The preprocessed images were submitted to individual voxelwise deconvolution and multiple linear regress analyses to estimate the individual statistical t‐maps for each condition. Using deconvolution and multiple regression analyses of AFNI's 3dDeconvolve, the estimated impulse response function (IRF) of each condition (standard, intonation, and rhythm) was obtained. Using multiple regression techniques (with motion‐corrected regressors included), a regressor that specifies where each event occurs was first defined. This regressor was then time‐shifted by 1 TR to create a new regressor that specified events 1 TR later. This was repeated up to 7 TRs (14 s, 2–14 s poststimulus). The deconvolution procedure then calculated a scaling value for each regressor using a least‐squares multiple regression algorithm and these scalar values defined the IRF for each voxel. The estimated hemodynamic shape for each voxel was converted to a percentage area‐under‐the‐curve score by expressing the area under the hemodynamic curve as a percentage of the area under the baseline, which has been used in many recent studies [e.g., Murphy and Garavan, 2005; Zhao et al., 2008]. In the current study, we extracted and averaged the values from 4 to 10 s poststimulus for each condition and each subject for subsequent across‐subjects analysis of variance (ANOVA) and ROI analyses. Individual anatomic images, mean percentage signal change maps, and t‐maps were coregistered to the standard Talairach and Tournoux [1988] space. All images were resampled to 3 × 3 × 3 mm3 voxels. In a random effects analysis, Talairach‐warped maps of percentage signal change (mean of 4–10 s poststimulus) for each condition and each participant were entered into a two‐way, mixed‐factor ANOVA with stimuli type as fixed factor and participant as random factor.

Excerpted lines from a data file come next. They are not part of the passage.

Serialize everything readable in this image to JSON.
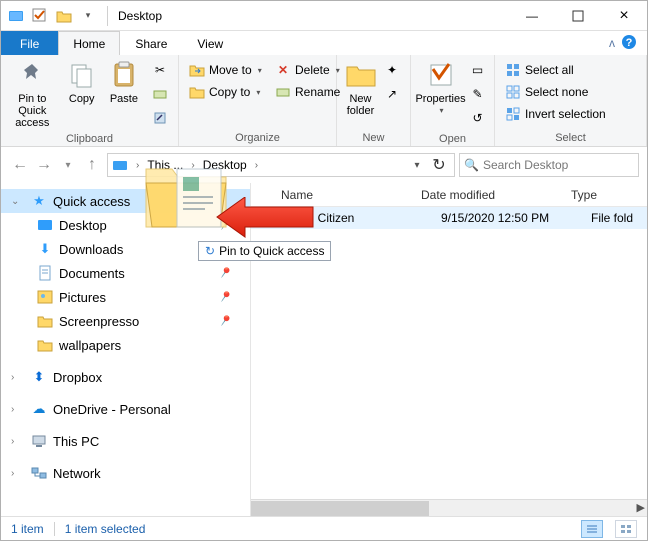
{
  "title": "Desktop",
  "tabs": {
    "file": "File",
    "home": "Home",
    "share": "Share",
    "view": "View"
  },
  "ribbon": {
    "clipboard": {
      "label": "Clipboard",
      "pin": "Pin to Quick access",
      "copy": "Copy",
      "paste": "Paste"
    },
    "organize": {
      "label": "Organize",
      "move": "Move to",
      "copy": "Copy to",
      "delete": "Delete",
      "rename": "Rename"
    },
    "new": {
      "label": "New",
      "newfolder": "New folder"
    },
    "open": {
      "label": "Open",
      "properties": "Properties"
    },
    "select": {
      "label": "Select",
      "all": "Select all",
      "none": "Select none",
      "invert": "Invert selection"
    }
  },
  "address": {
    "root": "This ...",
    "current": "Desktop"
  },
  "search": {
    "placeholder": "Search Desktop"
  },
  "tree": {
    "quick": "Quick access",
    "items": [
      {
        "label": "Desktop",
        "pinned": true
      },
      {
        "label": "Downloads",
        "pinned": true
      },
      {
        "label": "Documents",
        "pinned": true
      },
      {
        "label": "Pictures",
        "pinned": true
      },
      {
        "label": "Screenpresso",
        "pinned": true
      },
      {
        "label": "wallpapers",
        "pinned": false
      }
    ],
    "dropbox": "Dropbox",
    "onedrive": "OneDrive - Personal",
    "thispc": "This PC",
    "network": "Network"
  },
  "columns": {
    "name": "Name",
    "date": "Date modified",
    "type": "Type"
  },
  "rows": [
    {
      "name": "Digital Citizen",
      "date": "9/15/2020 12:50 PM",
      "type": "File fold"
    }
  ],
  "drag_tip": "Pin to Quick access",
  "status": {
    "count": "1 item",
    "selected": "1 item selected"
  }
}
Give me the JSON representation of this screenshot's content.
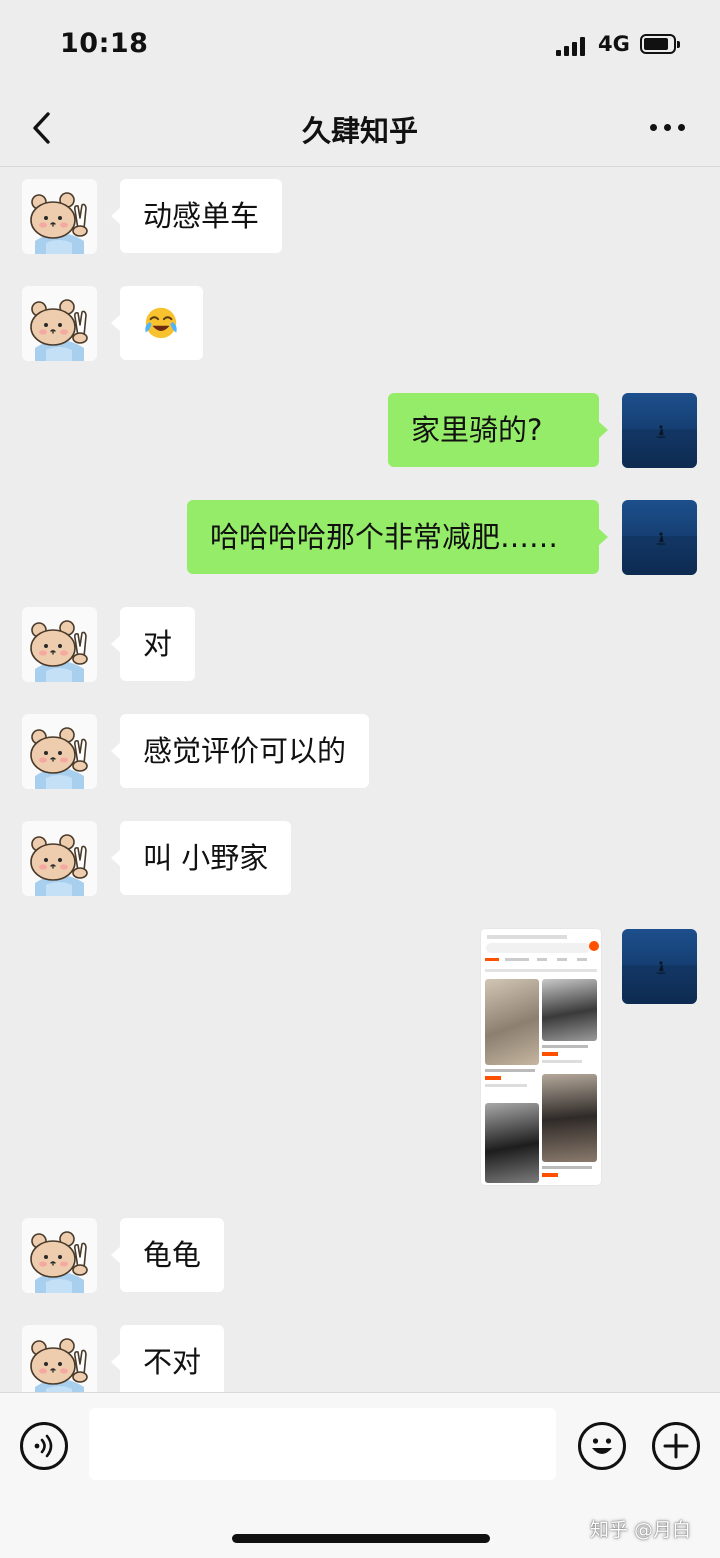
{
  "status_bar": {
    "time": "10:18",
    "network": "4G"
  },
  "header": {
    "title": "久肆知乎"
  },
  "messages": [
    {
      "side": "in",
      "type": "text",
      "text": "动感单车"
    },
    {
      "side": "in",
      "type": "emoji",
      "emoji": "face-with-tears-of-joy-icon"
    },
    {
      "side": "out",
      "type": "text",
      "text": "家里骑的?"
    },
    {
      "side": "out",
      "type": "text",
      "text": "哈哈哈哈那个非常减肥……"
    },
    {
      "side": "in",
      "type": "text",
      "text": "对"
    },
    {
      "side": "in",
      "type": "text",
      "text": "感觉评价可以的"
    },
    {
      "side": "in",
      "type": "text",
      "text": "叫 小野家"
    },
    {
      "side": "out",
      "type": "image"
    },
    {
      "side": "in",
      "type": "text",
      "text": "龟龟"
    },
    {
      "side": "in",
      "type": "text",
      "text": "不对"
    }
  ],
  "input_bar": {
    "text_value": ""
  },
  "watermark": "知乎 @月白",
  "colors": {
    "bubble_out": "#95ec69",
    "bubble_in": "#ffffff",
    "background": "#ededed",
    "shot_accent": "#ff5000"
  }
}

To address the multiple comparison correction and adjust for false positive errors on an area of activation basis, the Monte Carlo simulation was used as the basis of our statistical corrections. The group maps were thresholded at a voxel‐level of t > 2.976 (P < 0.01) with an automated cluster detection in the contrasts of rhythm versus standard, intonation versus standard, and intonation versus rhythm, and a clusterwise threshold was set at corrected P < 0.05 with cluster size 23 (volume = 621 mm3), as determined by AFNI's AlphaSim (http://afni.nimh.nih.gov) for all intracranial voxels in the imaged volume.

The standard, rhythm, and intonation conditions were directly contrasted to identify the brain areas differentially responsive to increased variations in the intonation and rhythm domains. ROI analyses were then conducted to test lateralization in those regions identified. ROIs were defined functionally, on the basis of activation clusters from the group analysis.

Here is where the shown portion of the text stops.